The work was made during what is considered to be the pinnacle of technical and aesthetic achievement in tapestry production, says Rita Albertson, the museum’s chief conservator. It was a time when Northern Europe’s most famous artists became involved in textile design and sought to translate pictorial developments in painting, such as the suggestion of three-dimensionality, into tapestries. “These master weavers were being driven by famous artists,” Albertson says. They included Colyn De Coter, an artist who was active in Brussels and Antwerp and was recently identified by the Belgian scholar Catheline Périer-D’Ieteren as the artist responsible for the Last Judgment cartoon. The tapestry is believed to have been in the collection of King Manuel I of Portugal.
A combination of accumulated dirt, fading colours caused by the use of synthetic dyes in earlier repairs and general wear and tear from 55 years of continuous display had made the tapestry, which boasts more than 100 figures, hard to read. It had also lost its three-dimensionality. With funding from the Brussels-based King Baudouin Foundation’s René and Karin Jonckheere Fund, the piece was sent to the De Wit Royal Manufacturer of Tapestry in Mechelen, Belgium—a 127-year-old family firm that specialises in textile conservation and restoration.
The company pioneered an innovative aerosol suction method of cleaning tapestries that sucks out the dirt and impurities without having to submerge the textile in a water bath, thereby minimising the risk of shrinking, colour-bleeding and puckering.

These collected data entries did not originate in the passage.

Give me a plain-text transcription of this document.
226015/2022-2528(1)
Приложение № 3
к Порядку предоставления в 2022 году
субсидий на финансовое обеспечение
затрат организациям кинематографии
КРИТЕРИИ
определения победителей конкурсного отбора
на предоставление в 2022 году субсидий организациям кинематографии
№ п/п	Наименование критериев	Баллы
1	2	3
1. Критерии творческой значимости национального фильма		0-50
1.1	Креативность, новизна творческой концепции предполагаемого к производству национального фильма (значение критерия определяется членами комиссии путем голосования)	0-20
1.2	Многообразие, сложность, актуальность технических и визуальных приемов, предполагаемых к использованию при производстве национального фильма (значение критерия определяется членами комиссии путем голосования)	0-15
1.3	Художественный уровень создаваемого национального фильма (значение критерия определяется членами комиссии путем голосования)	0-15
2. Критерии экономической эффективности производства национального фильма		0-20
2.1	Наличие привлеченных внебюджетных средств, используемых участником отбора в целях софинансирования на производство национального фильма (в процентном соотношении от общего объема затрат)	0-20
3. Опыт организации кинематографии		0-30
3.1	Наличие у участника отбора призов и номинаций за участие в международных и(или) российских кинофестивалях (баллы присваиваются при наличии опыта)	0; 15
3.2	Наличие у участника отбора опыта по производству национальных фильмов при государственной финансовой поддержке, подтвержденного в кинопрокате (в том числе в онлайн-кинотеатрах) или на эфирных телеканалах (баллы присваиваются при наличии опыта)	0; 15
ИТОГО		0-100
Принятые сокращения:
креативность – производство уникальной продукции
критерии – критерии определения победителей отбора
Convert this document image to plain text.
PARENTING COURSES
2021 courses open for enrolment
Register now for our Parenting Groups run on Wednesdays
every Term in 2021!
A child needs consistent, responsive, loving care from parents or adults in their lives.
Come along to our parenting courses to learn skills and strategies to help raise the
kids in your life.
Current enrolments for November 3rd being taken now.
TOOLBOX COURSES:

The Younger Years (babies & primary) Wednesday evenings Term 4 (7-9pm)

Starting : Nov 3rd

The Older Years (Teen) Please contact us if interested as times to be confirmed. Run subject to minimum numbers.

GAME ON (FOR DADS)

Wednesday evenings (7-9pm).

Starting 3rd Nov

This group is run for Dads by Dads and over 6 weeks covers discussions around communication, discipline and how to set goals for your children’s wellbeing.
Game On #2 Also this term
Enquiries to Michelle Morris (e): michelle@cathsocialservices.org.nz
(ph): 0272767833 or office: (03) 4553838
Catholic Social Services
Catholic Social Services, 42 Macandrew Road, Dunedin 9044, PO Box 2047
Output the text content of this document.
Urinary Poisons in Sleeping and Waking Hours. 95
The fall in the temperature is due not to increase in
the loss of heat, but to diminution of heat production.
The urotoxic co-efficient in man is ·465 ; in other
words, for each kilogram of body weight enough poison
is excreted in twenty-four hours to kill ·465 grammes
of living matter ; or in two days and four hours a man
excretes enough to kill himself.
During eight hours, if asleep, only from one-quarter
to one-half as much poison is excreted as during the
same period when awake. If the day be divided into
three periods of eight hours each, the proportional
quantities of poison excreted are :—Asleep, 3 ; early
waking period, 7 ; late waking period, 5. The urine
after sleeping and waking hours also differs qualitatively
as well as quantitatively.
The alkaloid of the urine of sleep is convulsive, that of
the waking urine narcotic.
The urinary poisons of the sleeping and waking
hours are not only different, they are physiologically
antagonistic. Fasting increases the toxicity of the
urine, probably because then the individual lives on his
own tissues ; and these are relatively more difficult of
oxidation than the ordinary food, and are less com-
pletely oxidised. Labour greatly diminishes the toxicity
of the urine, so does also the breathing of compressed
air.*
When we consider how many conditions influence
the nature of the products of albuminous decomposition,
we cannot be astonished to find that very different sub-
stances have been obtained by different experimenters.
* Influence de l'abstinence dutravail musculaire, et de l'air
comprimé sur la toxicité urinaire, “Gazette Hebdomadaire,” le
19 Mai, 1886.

Instead, a mild cleaning solution is sprayed in an aerosol form into an enclosed room, in which the piece is laid out on a special suction table. The solution is sucked through the tapestry over the course of an hour.
De Wit also removed old repairs that had faded. Yvan Maes De Wit, the firm’s managing director, estimates that the repairs were made in the late 19th or early 20th centuries, at a time when new synthetic aniline dyes were introduced; these have since turned out to be unstable.
Albertson says that the biggest transformation can be seen in the faces in the composition. “They were grey and vacant. Now you can see wrinkles, strands of hair, eyebrows, eye colours. You can see a wide range of emotion that you couldn’t appreciate before: awe, wonder, reverence, fear and terror, depending whether you’re looking at those going to heaven or hell,” she says.